# Millipedes as Bioactive Vivarium Cleaners



## thehiddenpath (Jul 17, 2019)

Does anyone have experience using smaller species of millipedes (such as _oxidus gracilis_) as part of a bioactive community in planted high humidity vivariums? I have read that they can be pests and destructive to plants, but they also fill a niche in these kinds of ecosystems- always being found with isopods and springtails in and under rotting wood. 

Are there certain species that could be dangerous to other tank inhabitants? (aside from the obvious polydesmids) I currently have a freshly started culture of _oxidus gracilis _and plan on experimenting with their application in planted setups.


----------



## Cornucopia (Jul 28, 2019)

I read somewhere that milipedes can give off gases including minor amounts of cyanide. Though i've never used them myself I have also read that rolypolies are a good option for swamp/jungle dwelling species.


----------



## BepopCola (Aug 11, 2019)

I have some planted millipede tanks. 
I think they'd work fine, but, depending on the millipede or plant, some plants might get nibbled on or eaten.

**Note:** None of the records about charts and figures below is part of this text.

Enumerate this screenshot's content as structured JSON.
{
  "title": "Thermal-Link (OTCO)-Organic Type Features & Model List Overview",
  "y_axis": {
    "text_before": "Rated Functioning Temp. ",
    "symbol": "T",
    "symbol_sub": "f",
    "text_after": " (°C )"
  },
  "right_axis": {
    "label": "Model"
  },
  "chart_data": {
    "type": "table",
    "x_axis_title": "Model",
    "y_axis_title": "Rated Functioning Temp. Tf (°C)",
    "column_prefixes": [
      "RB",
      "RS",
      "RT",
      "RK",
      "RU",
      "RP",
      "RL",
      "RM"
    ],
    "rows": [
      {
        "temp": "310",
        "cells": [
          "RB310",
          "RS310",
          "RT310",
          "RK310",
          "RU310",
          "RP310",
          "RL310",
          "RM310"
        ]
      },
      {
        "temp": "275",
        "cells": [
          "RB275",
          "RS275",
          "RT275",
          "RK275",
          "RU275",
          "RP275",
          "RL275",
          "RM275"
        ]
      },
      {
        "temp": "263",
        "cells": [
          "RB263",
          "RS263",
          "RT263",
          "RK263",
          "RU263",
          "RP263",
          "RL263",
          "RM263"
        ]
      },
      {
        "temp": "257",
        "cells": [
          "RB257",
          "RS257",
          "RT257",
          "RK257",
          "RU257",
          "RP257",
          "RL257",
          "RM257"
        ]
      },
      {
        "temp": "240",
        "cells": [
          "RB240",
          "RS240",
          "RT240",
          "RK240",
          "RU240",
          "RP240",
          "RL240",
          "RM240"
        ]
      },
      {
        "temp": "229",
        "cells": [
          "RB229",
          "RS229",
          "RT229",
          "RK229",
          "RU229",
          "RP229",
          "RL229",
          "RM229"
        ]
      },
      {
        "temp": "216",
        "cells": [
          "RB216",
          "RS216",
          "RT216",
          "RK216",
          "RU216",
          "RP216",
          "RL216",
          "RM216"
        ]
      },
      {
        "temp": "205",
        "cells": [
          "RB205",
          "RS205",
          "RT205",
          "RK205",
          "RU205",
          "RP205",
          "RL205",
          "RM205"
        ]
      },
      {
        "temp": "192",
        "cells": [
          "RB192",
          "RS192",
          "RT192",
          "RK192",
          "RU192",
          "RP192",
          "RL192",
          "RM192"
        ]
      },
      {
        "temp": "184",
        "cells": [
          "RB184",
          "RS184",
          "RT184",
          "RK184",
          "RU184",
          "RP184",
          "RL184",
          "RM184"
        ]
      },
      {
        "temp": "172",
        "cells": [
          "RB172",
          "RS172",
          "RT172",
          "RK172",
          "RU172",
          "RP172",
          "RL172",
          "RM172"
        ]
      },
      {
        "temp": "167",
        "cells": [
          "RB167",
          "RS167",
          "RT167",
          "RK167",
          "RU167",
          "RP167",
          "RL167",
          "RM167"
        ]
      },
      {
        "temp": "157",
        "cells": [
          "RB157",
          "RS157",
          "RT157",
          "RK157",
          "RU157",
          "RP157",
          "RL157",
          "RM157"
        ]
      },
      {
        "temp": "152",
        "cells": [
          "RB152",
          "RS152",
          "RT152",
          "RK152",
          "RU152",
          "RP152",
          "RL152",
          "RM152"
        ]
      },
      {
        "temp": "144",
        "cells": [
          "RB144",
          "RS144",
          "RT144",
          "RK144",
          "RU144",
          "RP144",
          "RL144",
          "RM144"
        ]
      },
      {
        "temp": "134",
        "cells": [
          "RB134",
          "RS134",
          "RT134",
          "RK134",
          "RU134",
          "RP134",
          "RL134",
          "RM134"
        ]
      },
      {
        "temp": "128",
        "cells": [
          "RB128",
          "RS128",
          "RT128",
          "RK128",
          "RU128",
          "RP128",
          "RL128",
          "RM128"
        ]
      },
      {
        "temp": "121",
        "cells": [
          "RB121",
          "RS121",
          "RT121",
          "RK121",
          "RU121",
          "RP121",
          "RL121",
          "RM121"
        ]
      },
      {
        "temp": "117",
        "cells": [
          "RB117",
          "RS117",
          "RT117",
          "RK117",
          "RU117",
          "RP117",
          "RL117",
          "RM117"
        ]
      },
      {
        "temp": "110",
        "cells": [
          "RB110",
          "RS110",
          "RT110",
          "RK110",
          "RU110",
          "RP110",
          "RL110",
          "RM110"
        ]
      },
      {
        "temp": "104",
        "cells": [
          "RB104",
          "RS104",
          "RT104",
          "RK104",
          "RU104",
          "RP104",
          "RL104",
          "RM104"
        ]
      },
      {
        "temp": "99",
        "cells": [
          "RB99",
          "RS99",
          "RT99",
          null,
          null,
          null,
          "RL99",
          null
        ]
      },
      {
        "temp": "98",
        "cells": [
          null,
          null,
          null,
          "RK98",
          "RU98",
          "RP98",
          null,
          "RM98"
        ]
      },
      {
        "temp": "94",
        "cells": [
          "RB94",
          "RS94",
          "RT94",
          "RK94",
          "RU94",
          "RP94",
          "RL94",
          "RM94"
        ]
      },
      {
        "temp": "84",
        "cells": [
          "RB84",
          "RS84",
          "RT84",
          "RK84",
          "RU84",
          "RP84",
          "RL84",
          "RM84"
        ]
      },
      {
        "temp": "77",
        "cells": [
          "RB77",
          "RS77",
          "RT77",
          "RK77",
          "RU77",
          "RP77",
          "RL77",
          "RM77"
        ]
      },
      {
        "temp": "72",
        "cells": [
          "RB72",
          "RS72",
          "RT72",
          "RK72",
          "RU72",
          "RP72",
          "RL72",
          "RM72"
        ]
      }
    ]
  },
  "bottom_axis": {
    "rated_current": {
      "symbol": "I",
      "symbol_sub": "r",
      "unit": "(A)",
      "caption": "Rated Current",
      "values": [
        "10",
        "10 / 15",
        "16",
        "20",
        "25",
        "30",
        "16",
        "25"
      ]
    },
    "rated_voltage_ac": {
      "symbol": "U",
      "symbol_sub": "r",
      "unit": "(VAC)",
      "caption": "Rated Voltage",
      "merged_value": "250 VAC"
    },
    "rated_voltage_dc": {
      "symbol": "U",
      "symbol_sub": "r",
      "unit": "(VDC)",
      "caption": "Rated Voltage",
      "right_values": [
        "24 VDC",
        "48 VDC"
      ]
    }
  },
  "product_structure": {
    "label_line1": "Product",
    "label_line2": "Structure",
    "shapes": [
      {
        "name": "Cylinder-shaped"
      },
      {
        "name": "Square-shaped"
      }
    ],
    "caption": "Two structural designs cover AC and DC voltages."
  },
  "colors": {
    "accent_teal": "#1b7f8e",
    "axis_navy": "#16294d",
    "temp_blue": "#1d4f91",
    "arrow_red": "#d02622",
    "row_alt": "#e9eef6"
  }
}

The bigger species are usually more culinarily adventurous.

Reactions: Agree 1


----------



## BuzzSwole (Aug 18, 2019)

Only flat backs produce the cyanide. The only millipedes that will actively go after live plants are greenhouse. Long as you supply leaf litter and decay bark they’ll be fine. But have a very active culture of springtails to aid in waste clean up (lotta poop)


----------